Den Namen der Hauptfigur habe ich aus Spoilerschutzgründen beige gefärbt - ist in meinen Augen aber absolut undramatisch, wenn man den Namen vorher weiß, da er ohnehin früh enthüllt wird. Wie dem auch sei: Ihr seid hoffentlich reif für die Klapse, denn es geht ins...

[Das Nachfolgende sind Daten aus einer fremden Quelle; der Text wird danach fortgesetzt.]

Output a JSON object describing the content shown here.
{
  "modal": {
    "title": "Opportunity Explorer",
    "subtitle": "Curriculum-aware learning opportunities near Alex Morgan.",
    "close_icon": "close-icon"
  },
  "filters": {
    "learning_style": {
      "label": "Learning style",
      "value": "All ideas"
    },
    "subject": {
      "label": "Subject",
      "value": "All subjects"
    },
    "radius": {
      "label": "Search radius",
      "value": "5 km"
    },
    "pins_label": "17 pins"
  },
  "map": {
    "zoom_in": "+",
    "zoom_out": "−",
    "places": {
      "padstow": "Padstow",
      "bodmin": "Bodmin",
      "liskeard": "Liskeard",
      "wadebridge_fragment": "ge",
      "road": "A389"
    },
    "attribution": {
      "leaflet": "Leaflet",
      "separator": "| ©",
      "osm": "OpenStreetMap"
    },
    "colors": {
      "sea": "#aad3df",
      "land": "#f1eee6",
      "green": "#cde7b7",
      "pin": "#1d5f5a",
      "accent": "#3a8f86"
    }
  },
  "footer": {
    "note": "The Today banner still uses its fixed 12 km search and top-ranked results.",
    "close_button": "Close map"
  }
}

Entwickler: Dreamforge   Publisher: ASC Games    Genre: Adventure 

--- Eine essayistische Rezension ---

(GoG-Download, ENG)


Gegen den Strom

Nach einigen sehr fruchtbaren Jahren herrschte anno 1998 Krisenzeit im Adventure-Genre: Der Kritiker-Liebling "Grim Fandango" wurde zum Verkaufsflop und so zum Sinnbild für die damals eintretende Abkehr des Massengeschmacks von dieser Spielegattung. Dennoch bliesen die Rollenspiel-Experten von Dreamforge ("Anvil of Dawn") nochmals zum Großangriff, um die Herzen der Spielerschaft mit "Sanitarium" für sich zu gewinnen. Der Angriff schlug aus kommerzieller Sicht fehl, trotz ordentlicher Kritiken zum Verkaufsstart. Nichtsdestotrotz hat sich über die Jahre eine treue Fangemeinde um dieses Grusel-Adventure geschart, was für uns der Anlass sein soll, bereits zum dritten Mal den Weg des psychologischen Adventures zu beschreiten.


Fragen über Fragen

»I've found the answer!! All those years .. i should've seen it!«

Wie diese Antwort nun lautet, wird zunächst verschwiegen; Denn der Euphorieschub der eingangs noch namenlosen Hauptfigur wird jäh unterbrochen als die Bremsen versagen und das Auto sich über eine steile Klippe manövriert. Doch was wie das frühe Ende erscheint, ist erst der Anfang des Spiels: Es folgt eine Szenerie im dunklen Turm einer Nervenheilanstalt, angefüllt mit zwielichtigen Gestalten, die durchgehend wirres Gerede von sich geben. Schwerverletzt und an Amnesie leidend muss Max Laughton - so der früh enthüllte Name - sich in seiner Umgebung zurechtfinden und die Bruchstücke seiner Identität zusammentragen.
Sanitarium präsentiert sich im Kostüm einer Kabinettsperspektive, wobei sich die Spielfigur vor einem vorgerenderten Hintergrund bewegt - in etwa zu vergleichen mit Biowares "Infinity-Engine". Was u.A. leider als erstes auffällt, ist die ziemlich ungenaue, wenig elegant gelöste Benutzerführung, bei der die Spielfigur mit gehaltener rechter Maustaste anhand von eingeblendeten Richtungspfeilen bewegt werden muss. Dies sorgt für ziemlich unhübsche Bewegungsabläufe und unnötige Hakeleien, die insbesondere bei den geschicklichkeitsbetonten Passagen für Frustmomente sorgen.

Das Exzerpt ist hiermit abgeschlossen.